In der Praxis wird im Vorfeld einer Studie geprüft, welche Markt- und Geodaten zur Beantwortung der Fragestellungen beitragen können und welche Daten via Primärerhebung gewonnen werden müssen.
Dabei können bestehende Marktdaten bereits bei der Stichprobenbildung genutzt werden. So können konform den Vorgaben des Arbeitskreises Deutscher Markt- und Sozialforschungsinstitute (ADM) Zielgruppen mit geringer Inzidenzrate anhand der Bestandsdaten ermittelt und überproportional in die Ziehung aufgenommen werden, wodurch die Screeningkosten deutlich minimiert werden.
Den Befragungsdaten können Markt- und Geodaten schließlich auf Basis einer Segmentierung zugespielt werden. Da dies innerhalb von infas passiert, kann diese Segmentierung sehr feingliederig und anhand zahlreicher Variablen erfolgen. Zusammenfassungen zur Sicherung der Anonymität und des Datenschutzes sind üblicher Bestandteil des Analyseprozesses.
Die Segmentierung anhand zahlreicher Markt- und Geodaten mit korrespondierenden Befragungsdaten ermöglicht zudem, die Ergebnisse wieder in die Fläche zurückzuspielen.
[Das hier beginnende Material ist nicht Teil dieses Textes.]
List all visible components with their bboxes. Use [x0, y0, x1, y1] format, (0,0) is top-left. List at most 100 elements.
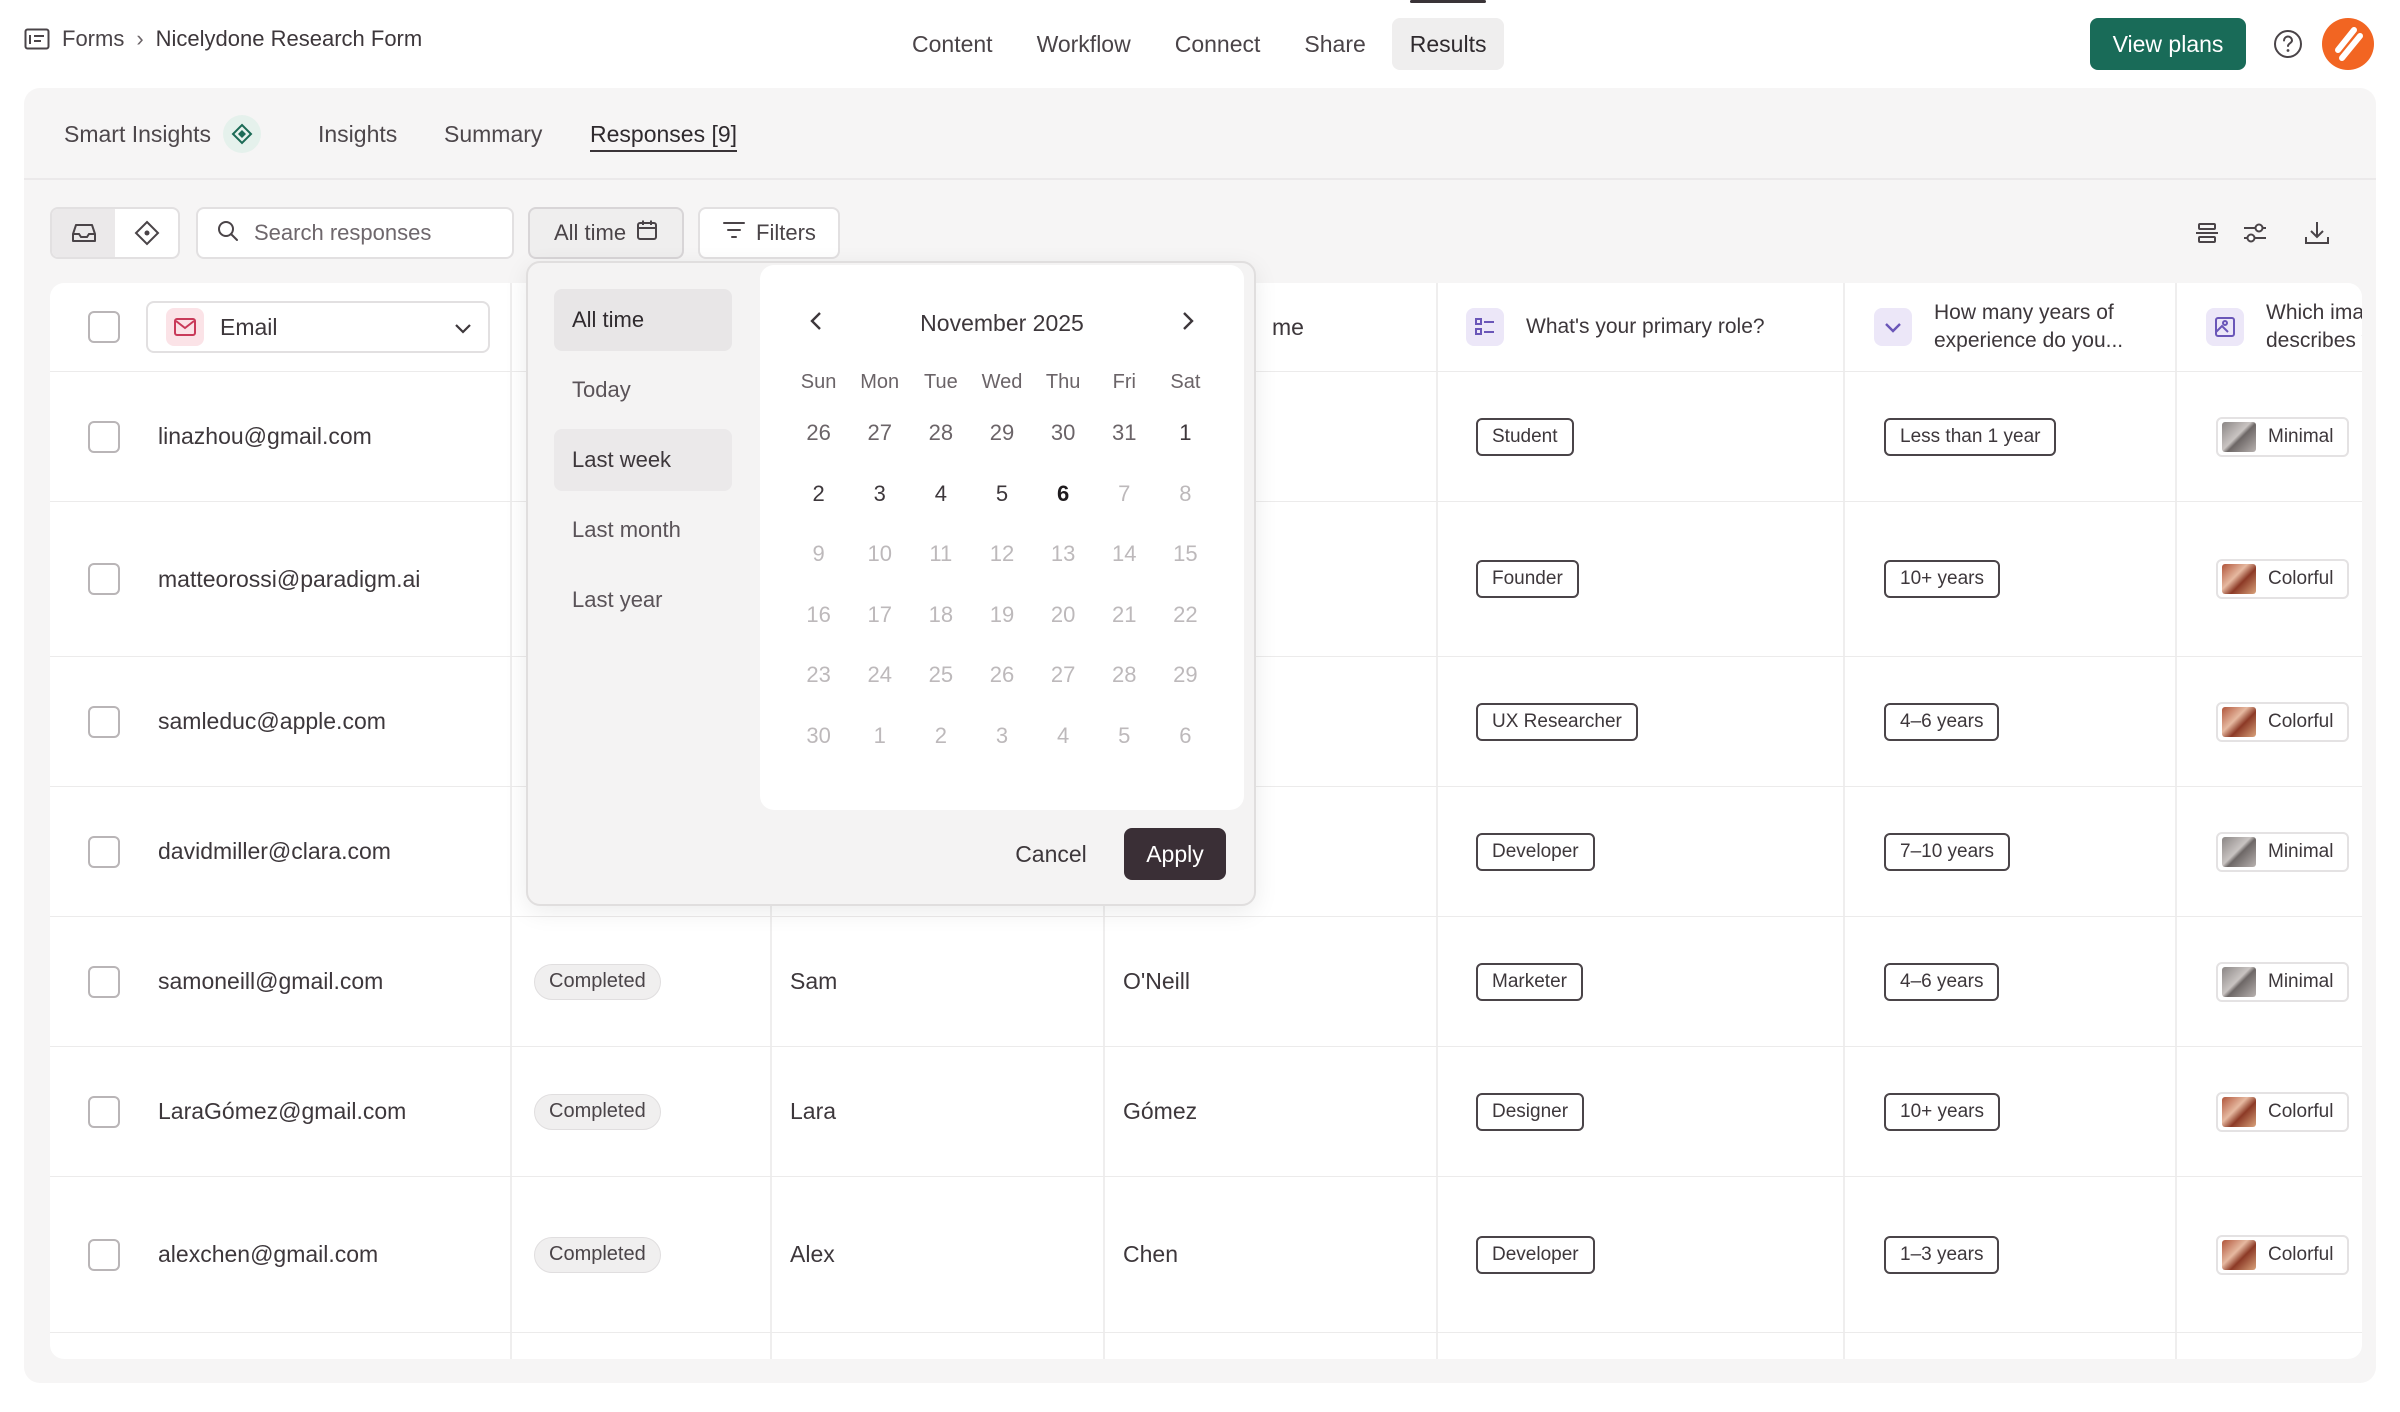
search-icon	[216, 219, 240, 248]
image-choice-label: Minimal	[2268, 425, 2334, 447]
calendar-day[interactable]: 3	[849, 464, 910, 525]
nav-results[interactable]: Results	[1391, 0, 1505, 70]
tab-insights[interactable]: Insights	[318, 88, 397, 180]
role-tag: Founder	[1476, 560, 1579, 598]
download-icon[interactable]	[2298, 214, 2336, 252]
help-icon[interactable]	[2272, 28, 2304, 65]
role-column-header[interactable]: What's your primary role?	[1466, 283, 1765, 371]
email-cell: LaraGómez@gmail.com	[158, 1098, 407, 1124]
weekday-label: Tue	[923, 370, 958, 393]
calendar-icon	[636, 219, 658, 247]
table-row[interactable]: LaraGómez@gmail.com Completed Lara Gómez…	[50, 1047, 2362, 1177]
calendar-day[interactable]: 30	[1033, 403, 1094, 464]
nav-workflow[interactable]: Workflow	[1019, 18, 1149, 70]
calendar-day[interactable]: 6	[1033, 464, 1094, 525]
nav-content[interactable]: Content	[894, 18, 1011, 70]
settings-sliders-icon[interactable]	[2236, 214, 2274, 252]
experience-tag: 10+ years	[1884, 560, 2000, 598]
image-choice-tag: Minimal	[2216, 416, 2350, 457]
cancel-button[interactable]: Cancel	[992, 828, 1110, 880]
brand-logo[interactable]	[2320, 16, 2376, 77]
calendar-day[interactable]: 27	[849, 403, 910, 464]
row-checkbox[interactable]	[88, 1238, 120, 1271]
apply-button[interactable]: Apply	[1124, 828, 1226, 880]
tab-summary[interactable]: Summary	[444, 88, 542, 180]
filters-label: Filters	[756, 220, 816, 245]
colorful-thumbnail	[2222, 706, 2256, 737]
calendar-day: 10	[867, 541, 892, 567]
calendar: November 2025 Sun Mon Tue Wed Thu Fri Sat 26 27 2…	[760, 265, 1244, 810]
search-input[interactable]	[254, 220, 494, 246]
breadcrumb-root[interactable]: Forms	[62, 26, 124, 52]
calendar-day[interactable]: 2	[788, 464, 849, 525]
last-name-cell: O'Neill	[1123, 968, 1191, 994]
calendar-day: 20	[1050, 601, 1076, 627]
minimal-thumbnail	[2222, 421, 2256, 452]
calendar-day: 9	[812, 541, 825, 567]
experience-tag: 4–6 years	[1884, 702, 2000, 741]
calendar-day: 5	[1118, 722, 1131, 748]
calendar-day: 28	[1112, 662, 1137, 688]
calendar-day[interactable]: 4	[910, 464, 971, 525]
experience-column-header[interactable]: How many years of experience do you...	[1874, 283, 2154, 371]
weekday-label: Wed	[981, 370, 1023, 393]
table-row[interactable]: samoneill@gmail.com Completed Sam O'Neil…	[50, 917, 2362, 1047]
preset-all-time[interactable]: All time	[554, 289, 732, 351]
calendar-day[interactable]: 31	[1094, 403, 1155, 464]
list-icon	[1466, 308, 1504, 346]
calendar-day: 8	[1179, 480, 1192, 506]
top-bar: Forms › Nicelydone Research Form Content…	[0, 0, 2400, 88]
image-choice-label: Colorful	[2268, 568, 2334, 589]
nav-connect[interactable]: Connect	[1157, 18, 1279, 70]
email-column-select[interactable]: Email	[146, 301, 490, 353]
preset-last-month[interactable]: Last month	[554, 499, 732, 561]
calendar-day: 19	[989, 601, 1015, 627]
preset-last-year[interactable]: Last year	[554, 569, 732, 631]
calendar-day: 1	[873, 722, 886, 748]
role-tag: Developer	[1476, 1235, 1595, 1274]
tab-smart-insights[interactable]: Smart Insights	[64, 88, 261, 180]
email-cell: samleduc@apple.com	[158, 708, 386, 734]
preset-last-week[interactable]: Last week	[554, 429, 732, 491]
calendar-day[interactable]: 26	[788, 403, 849, 464]
image-choice-label: Minimal	[2268, 970, 2334, 992]
row-checkbox[interactable]	[88, 965, 120, 998]
calendar-day: 17	[867, 601, 892, 627]
calendar-day[interactable]: 29	[971, 403, 1032, 464]
calendar-day[interactable]: 5	[971, 464, 1032, 525]
row-checkbox[interactable]	[88, 563, 120, 595]
insights-view-button[interactable]	[115, 209, 178, 257]
row-height-icon[interactable]	[2188, 214, 2226, 252]
row-checkbox[interactable]	[88, 420, 120, 453]
preset-today[interactable]: Today	[554, 359, 732, 421]
colorful-thumbnail	[2222, 1239, 2256, 1270]
last-name-header[interactable]: me	[1272, 283, 1304, 371]
role-tag: Marketer	[1476, 962, 1583, 1001]
row-checkbox[interactable]	[88, 1095, 120, 1128]
calendar-day: 12	[989, 541, 1015, 567]
top-nav: Content Workflow Connect Share Results	[894, 0, 1505, 70]
table-row[interactable]: alexchen@gmail.com Completed Alex Chen D…	[50, 1177, 2362, 1333]
image-choice-tag: Minimal	[2216, 961, 2350, 1002]
view-plans-button[interactable]: View plans	[2090, 18, 2246, 70]
minimal-thumbnail	[2222, 966, 2256, 997]
select-all-checkbox[interactable]	[88, 311, 120, 343]
row-checkbox[interactable]	[88, 705, 120, 738]
nav-share[interactable]: Share	[1286, 18, 1383, 70]
calendar-day[interactable]: 1	[1155, 403, 1216, 464]
filters-button[interactable]: Filters	[698, 207, 840, 259]
next-month-button[interactable]	[1170, 305, 1206, 341]
filter-icon	[722, 220, 746, 246]
calendar-day[interactable]: 28	[910, 403, 971, 464]
row-checkbox[interactable]	[88, 835, 120, 868]
image-choice-tag: Colorful	[2216, 701, 2350, 742]
image-choice-label: Colorful	[2268, 710, 2334, 732]
date-range-button[interactable]: All time	[528, 207, 684, 259]
calendar-day: 13	[1050, 541, 1076, 567]
inbox-view-button[interactable]	[52, 209, 115, 257]
search-responses[interactable]	[196, 207, 514, 259]
breadcrumb-current[interactable]: Nicelydone Research Form	[156, 26, 423, 52]
tab-responses[interactable]: Responses [9]	[590, 88, 738, 180]
image-column-header[interactable]: Which imag describes y	[2206, 283, 2362, 371]
colorful-thumbnail	[2222, 1096, 2256, 1127]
Die ermittelten verschiedenen Zielgruppensegmente können in Landkarten visualisiert und geografisch zugeordnet werden. Die Einbeziehung von Bestandsdaten in die empirische Forschung ist eine neue Herausforderung, die recht komplexe Analysen erfordert. Andererseits nimmt der Strom der verfügbaren Daten immer mehr zu und kann im Forscheralltag eigentlich nicht mehr ignoriert werden. Er bietet erhebliche Chancen, die beispielsweise durch steigende Mobilität komplexer werdende Alltagswelt besser zu verstehen.